Nearly each elected Republican in Georgia’s 14th congressional district, the place Ms. Greene was operating for an open House seat, lined up to oppose her after she trounced eight different candidates within the June main and compelled a runoff. But not everybody within the celebration was as unwelcoming. Mr. Trump posted a congratulatory tweet after Ms. Greene’s sturdy displaying in June, and two of his highest-profile supporters backed her: Representative Jim Jordan of Ohio and Mark Meadows, the previous congressman who’s now the White House chief of workers.
Whatever objections others had appeared to soften away after Ms. Greene received the runoff in August. Representative Kevin McCarthy of California, the House minority chief, stated she can be given committee assignments if elected. Senator Kelly Loeffler, who was appointed by the governor's final December and is in search of a full-time period in a particular election in Georgia, readily accepted Ms. Greene’s endorsement.

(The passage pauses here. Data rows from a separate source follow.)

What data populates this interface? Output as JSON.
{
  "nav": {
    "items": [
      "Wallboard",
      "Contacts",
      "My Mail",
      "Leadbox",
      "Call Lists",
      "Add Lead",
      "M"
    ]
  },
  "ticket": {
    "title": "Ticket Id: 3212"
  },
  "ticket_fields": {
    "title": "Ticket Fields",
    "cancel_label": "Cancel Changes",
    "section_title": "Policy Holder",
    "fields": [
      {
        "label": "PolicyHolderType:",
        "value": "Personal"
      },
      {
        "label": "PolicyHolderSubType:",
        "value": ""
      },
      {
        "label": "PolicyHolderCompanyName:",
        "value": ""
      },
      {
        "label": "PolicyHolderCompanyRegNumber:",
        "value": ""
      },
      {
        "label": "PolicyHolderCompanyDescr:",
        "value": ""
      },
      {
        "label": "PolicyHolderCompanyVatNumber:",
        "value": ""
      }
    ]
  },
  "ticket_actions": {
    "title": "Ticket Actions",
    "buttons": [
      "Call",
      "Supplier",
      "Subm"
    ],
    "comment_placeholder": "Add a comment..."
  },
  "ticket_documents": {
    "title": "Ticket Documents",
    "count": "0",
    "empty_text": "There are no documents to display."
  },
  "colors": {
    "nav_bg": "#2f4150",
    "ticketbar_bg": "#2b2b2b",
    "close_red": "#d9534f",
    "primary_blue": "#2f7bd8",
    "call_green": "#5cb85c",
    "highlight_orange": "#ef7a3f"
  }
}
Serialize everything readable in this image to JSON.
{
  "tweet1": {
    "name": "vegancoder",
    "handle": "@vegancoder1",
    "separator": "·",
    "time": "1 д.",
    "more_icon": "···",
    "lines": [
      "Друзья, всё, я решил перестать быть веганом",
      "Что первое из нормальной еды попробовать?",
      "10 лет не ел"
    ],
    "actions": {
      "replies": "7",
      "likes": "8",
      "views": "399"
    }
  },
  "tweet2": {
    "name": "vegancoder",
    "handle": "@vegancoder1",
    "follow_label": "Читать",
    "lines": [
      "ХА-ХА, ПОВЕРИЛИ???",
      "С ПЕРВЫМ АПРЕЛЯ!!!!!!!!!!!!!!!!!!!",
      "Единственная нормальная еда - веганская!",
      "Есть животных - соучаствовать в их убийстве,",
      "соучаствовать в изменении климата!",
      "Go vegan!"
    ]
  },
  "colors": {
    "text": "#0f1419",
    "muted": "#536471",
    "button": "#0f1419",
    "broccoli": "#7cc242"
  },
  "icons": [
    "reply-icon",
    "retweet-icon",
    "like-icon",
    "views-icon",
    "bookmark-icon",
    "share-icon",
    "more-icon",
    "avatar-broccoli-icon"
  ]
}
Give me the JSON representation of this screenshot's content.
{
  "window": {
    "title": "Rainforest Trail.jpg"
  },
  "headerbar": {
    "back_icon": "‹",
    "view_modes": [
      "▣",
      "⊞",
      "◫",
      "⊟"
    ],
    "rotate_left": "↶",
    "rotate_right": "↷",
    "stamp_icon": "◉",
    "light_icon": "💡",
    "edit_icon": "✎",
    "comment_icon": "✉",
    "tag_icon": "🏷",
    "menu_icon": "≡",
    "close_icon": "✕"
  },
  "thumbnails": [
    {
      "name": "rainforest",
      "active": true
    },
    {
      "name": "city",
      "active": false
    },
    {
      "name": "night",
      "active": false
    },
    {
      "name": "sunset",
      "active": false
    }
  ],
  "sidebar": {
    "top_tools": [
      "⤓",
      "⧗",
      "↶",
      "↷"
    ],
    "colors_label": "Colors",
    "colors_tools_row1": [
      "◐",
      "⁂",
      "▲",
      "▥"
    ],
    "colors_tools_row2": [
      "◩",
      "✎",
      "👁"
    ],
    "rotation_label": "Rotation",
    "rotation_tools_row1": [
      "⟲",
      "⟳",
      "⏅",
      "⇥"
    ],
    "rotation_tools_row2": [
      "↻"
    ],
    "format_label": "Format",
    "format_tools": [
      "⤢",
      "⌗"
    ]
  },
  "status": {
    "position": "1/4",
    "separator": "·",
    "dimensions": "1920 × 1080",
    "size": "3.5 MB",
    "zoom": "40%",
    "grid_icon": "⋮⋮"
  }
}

Ms. Greene, for her half, has not too long ago sought to distance herself from her most controversial views. Asked about QAnon in an interview with Fox News, she stated she had chosen one other path. She also tweeted that she had now accepted that the Pentagon had been hit by a hijacked aircraft on Sept. 11, 2001, not a missile.
Rep. Alexandria Ocasio-Cortez (D) has won re-election in New York's 14th Congressional District, AP projects.
Ocasio-Cortez is just one term has become the face of the progressive Democratic movement. She's often pushed issues in the Democratic-led House to the left, including co-sponsoring the Green New Deal.
- But she's faced criticism for sparking division within her own party, and she's become a talking point for conservatives on the alleged rise of socialism among Democrats.
Ocasio-Cortez's district is nestled in the heavily blue Bronx, meaning she did not face a tough re-election bid. But her race still prompted massive spending.
- Her 2020 congressional bid was second-most expensive in the nation, with Ocasio-Cortez raising $17.3 million and her GOP challenger John Cummings raising $9.6 million.